Frankfurt or Dublin? Where will the post-Brexit jobs go?

There are a number of interesting trends in Frankfurt at the moment in particular in the property market. There is already a tight market when it comes to housing with prices higher than pretty much any other large city in Germany and properties disappearing very quickly from the rental market. Brexit however has given the market an extra push.

Very few people saw this coming, but immediately Frankfurt was being touted as the main beneficiary of the result. And there are plenty of people looking to benefit personally by investing now in property in order to win on the rental market and price inflation in a couple of years time. Riedberg, Gallus and Ostend are all areas with a lot of new-build, luxury apartments and a bubble is beginning to appear.  And with many central bankers speculating that we could be entering a prolonged Japanese style low/no interest rate decade, mortgages are going to be attractive for a while.

But aren’t people jumping the gun a little? Seems like a risky time to buy property. Prices in Frankfurt are already inflated both for purchase as well as rental and the economy is not so buoyant. Plus there could be some rough times ahead for the Eurozone. In particular, Frankfurt is not the only choice for all of these banking jobs which people expect to relocate to the EU. In particular, Dublin has often been suggested as a competing if not more attractive option.
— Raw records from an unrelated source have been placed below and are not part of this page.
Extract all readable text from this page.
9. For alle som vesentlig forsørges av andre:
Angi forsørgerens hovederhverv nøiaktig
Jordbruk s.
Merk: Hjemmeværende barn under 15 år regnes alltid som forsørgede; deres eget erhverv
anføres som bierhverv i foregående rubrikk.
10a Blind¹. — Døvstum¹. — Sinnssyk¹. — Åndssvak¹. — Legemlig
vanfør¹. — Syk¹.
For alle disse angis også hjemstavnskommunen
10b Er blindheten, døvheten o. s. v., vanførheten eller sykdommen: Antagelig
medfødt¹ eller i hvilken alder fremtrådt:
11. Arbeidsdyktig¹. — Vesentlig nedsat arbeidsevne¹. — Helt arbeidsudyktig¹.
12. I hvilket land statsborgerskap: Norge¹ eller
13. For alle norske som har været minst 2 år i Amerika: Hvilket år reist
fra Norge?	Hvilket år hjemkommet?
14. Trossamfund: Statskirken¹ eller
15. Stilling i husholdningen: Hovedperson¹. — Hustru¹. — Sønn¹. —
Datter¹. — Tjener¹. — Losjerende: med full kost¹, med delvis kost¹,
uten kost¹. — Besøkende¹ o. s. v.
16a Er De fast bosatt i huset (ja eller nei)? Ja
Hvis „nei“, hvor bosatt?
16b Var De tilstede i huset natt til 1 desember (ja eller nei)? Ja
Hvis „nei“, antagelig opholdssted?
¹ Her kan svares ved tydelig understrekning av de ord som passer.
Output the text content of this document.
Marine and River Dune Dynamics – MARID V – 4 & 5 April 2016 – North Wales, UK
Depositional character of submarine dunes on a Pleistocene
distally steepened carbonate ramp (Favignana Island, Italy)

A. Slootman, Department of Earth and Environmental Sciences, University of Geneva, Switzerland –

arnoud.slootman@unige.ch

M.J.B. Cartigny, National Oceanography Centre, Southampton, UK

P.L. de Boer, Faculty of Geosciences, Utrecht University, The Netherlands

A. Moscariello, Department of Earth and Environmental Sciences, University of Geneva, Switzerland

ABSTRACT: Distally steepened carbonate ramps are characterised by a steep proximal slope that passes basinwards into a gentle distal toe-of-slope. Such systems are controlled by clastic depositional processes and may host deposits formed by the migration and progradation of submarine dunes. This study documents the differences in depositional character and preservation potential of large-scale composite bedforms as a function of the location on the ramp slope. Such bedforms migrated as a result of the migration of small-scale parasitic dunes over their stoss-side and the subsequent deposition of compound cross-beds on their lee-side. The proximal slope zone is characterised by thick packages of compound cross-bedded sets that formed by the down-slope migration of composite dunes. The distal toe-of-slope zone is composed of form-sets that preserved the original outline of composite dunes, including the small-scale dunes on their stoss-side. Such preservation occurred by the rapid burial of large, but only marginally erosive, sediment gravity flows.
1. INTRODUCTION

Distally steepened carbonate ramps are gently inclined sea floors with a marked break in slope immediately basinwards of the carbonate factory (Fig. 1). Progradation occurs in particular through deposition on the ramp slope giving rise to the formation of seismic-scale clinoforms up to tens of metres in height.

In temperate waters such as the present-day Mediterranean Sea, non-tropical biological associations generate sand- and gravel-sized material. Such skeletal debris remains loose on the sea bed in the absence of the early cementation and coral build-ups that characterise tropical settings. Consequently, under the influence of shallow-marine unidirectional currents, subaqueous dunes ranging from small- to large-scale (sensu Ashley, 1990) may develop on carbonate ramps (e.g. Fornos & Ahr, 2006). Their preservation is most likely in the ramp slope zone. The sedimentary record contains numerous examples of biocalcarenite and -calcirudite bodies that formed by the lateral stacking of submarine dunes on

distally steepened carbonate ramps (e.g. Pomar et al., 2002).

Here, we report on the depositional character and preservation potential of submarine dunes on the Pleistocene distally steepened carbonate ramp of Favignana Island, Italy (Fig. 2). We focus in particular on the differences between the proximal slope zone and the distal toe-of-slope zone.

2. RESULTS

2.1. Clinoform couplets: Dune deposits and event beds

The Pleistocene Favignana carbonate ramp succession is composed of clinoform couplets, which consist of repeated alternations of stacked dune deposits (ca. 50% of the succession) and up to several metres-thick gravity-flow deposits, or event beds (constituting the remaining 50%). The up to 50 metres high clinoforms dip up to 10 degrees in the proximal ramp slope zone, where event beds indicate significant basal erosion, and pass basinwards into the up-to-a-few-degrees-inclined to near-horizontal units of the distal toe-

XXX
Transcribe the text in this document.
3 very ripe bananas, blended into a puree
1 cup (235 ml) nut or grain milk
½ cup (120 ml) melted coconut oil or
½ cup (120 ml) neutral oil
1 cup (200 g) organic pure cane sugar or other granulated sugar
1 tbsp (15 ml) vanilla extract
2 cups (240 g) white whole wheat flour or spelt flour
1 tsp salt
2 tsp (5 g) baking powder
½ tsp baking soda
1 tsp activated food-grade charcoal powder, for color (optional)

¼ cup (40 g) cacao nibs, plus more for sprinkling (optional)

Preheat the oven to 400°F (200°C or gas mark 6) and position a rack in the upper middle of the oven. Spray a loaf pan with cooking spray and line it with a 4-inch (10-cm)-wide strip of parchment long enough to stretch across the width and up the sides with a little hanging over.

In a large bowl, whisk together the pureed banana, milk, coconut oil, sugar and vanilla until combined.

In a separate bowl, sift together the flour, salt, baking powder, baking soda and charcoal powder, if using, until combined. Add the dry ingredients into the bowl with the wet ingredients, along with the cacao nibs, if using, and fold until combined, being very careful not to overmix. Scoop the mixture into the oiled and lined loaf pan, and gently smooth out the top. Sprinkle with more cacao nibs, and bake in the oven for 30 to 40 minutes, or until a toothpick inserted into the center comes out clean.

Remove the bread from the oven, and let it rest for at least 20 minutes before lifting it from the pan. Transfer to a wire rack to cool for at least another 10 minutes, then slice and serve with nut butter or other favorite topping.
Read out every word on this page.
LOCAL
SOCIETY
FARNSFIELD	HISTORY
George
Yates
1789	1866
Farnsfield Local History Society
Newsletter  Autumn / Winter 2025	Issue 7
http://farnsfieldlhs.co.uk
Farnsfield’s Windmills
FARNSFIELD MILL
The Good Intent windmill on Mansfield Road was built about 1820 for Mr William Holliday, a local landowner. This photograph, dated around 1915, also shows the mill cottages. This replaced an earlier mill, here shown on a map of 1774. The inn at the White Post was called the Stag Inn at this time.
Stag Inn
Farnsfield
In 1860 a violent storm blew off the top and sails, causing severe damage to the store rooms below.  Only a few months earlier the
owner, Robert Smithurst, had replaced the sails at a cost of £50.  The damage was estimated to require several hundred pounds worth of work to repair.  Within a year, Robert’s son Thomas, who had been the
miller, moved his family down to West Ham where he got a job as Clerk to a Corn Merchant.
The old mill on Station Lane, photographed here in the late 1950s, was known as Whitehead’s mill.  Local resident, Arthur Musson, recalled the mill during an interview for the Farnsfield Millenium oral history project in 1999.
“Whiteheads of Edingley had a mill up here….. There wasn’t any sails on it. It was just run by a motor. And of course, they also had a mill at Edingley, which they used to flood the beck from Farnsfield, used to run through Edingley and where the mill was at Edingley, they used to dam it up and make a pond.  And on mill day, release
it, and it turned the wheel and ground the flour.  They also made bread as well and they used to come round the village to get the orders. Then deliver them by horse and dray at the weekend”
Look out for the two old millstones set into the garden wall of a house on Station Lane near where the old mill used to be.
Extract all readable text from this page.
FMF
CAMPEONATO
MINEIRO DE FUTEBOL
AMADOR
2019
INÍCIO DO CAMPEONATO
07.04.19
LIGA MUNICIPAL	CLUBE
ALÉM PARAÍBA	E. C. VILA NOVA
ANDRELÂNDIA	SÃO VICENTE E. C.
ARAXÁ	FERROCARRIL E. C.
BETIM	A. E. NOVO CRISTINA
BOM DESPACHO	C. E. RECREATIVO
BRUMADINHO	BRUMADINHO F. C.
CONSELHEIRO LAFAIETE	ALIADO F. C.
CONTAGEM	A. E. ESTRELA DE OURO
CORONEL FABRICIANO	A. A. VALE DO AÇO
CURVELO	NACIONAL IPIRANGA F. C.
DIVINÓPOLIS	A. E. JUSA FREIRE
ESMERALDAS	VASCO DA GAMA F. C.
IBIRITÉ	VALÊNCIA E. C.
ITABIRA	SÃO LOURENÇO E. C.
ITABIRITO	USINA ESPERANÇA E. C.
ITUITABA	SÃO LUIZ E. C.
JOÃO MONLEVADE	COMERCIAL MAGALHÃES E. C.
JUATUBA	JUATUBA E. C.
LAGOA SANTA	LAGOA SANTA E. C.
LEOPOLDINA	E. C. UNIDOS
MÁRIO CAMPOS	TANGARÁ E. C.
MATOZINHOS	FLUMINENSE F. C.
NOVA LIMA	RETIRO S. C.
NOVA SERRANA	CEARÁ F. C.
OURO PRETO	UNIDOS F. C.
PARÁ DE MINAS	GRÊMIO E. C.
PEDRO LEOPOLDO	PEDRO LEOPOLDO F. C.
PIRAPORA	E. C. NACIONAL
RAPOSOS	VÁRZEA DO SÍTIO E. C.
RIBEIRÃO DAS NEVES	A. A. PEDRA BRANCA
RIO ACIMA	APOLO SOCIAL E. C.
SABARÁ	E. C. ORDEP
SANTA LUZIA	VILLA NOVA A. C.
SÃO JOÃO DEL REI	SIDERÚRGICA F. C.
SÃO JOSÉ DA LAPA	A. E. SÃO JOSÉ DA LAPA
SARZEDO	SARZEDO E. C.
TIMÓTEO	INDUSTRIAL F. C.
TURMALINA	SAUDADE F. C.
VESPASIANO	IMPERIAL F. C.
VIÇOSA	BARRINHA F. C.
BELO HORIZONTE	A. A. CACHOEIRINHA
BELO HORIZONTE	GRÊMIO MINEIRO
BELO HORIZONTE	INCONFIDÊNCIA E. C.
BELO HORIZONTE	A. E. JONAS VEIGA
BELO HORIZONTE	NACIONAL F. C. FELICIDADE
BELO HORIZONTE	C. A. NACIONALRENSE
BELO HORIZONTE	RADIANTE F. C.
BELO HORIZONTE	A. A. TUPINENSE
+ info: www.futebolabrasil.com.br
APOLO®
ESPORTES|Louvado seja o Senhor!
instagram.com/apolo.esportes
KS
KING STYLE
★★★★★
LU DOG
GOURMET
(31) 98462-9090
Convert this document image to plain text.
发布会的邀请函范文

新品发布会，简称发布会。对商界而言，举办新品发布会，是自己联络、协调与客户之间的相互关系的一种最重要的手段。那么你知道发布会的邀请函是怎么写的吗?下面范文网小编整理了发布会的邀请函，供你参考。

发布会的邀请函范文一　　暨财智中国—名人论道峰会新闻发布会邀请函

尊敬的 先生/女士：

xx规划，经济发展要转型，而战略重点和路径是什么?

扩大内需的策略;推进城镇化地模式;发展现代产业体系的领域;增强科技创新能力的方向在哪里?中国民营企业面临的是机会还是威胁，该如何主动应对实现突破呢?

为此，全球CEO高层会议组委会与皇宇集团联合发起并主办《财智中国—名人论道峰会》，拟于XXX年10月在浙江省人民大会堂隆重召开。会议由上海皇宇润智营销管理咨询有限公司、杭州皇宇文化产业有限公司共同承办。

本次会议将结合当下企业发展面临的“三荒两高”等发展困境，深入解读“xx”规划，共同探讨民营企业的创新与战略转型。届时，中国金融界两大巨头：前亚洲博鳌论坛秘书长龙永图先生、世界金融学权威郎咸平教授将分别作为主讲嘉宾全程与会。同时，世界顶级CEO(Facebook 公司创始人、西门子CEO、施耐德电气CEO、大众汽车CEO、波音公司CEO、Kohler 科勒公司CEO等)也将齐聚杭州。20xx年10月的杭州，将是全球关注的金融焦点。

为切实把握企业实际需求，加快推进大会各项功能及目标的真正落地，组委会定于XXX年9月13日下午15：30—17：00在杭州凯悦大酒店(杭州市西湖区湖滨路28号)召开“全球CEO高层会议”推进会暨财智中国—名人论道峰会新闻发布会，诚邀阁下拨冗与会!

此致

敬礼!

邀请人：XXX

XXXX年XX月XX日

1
Aside from pubs and Leprechauns, the country is English speaking, innovative, within easy reach of other EU capitals, already attractive for US companies, and has very attractive corporate tax rates.

I had the benefit of visiting this week and talked to quite a few people in the finance district here about the comparison and it seems clear. Even according to people already in Dublin, there is no competition: the jobs will go to Frankfurt. And not because the above reasons aren’t true but because of the natural limitations of Dublin. If Frankfurt has a housing and schooling shortage, it is worse in Dublin with no sign of an improvement. What’s more, there is no sign of a significant improvement of the housing or school system. On top of that, Dublin simply can’t compete with Frankfurt when it comes to the public transport network and the road network leading into Dublin is completely clogged up during rush hour. And add to this the cultural and leisure options in Frankfurt along with the easy connections to other European cities and Frankfurt will win most decisions.

So, time to invest in the Frankfurt housing market? Only if you believe the hype about all of the jobs that are coming to Frankfurt. Estimates are currently running at anything from 10-100,000 finance jobs. But before you get excited, don’t forget that at least at the moment, the British market is actually looking quite good at the moment post-referendum and with the 10% drop in the pound, there is a bit of an FDI and export boom going on. By comparison, the German and other European markets are the ones who have been hit worst by Brexit as people speculate on which country will be next to leave the EU experiment.

Which acronym will we be seeing next splashed across the headlines? Czexit? Grexit? Hexit?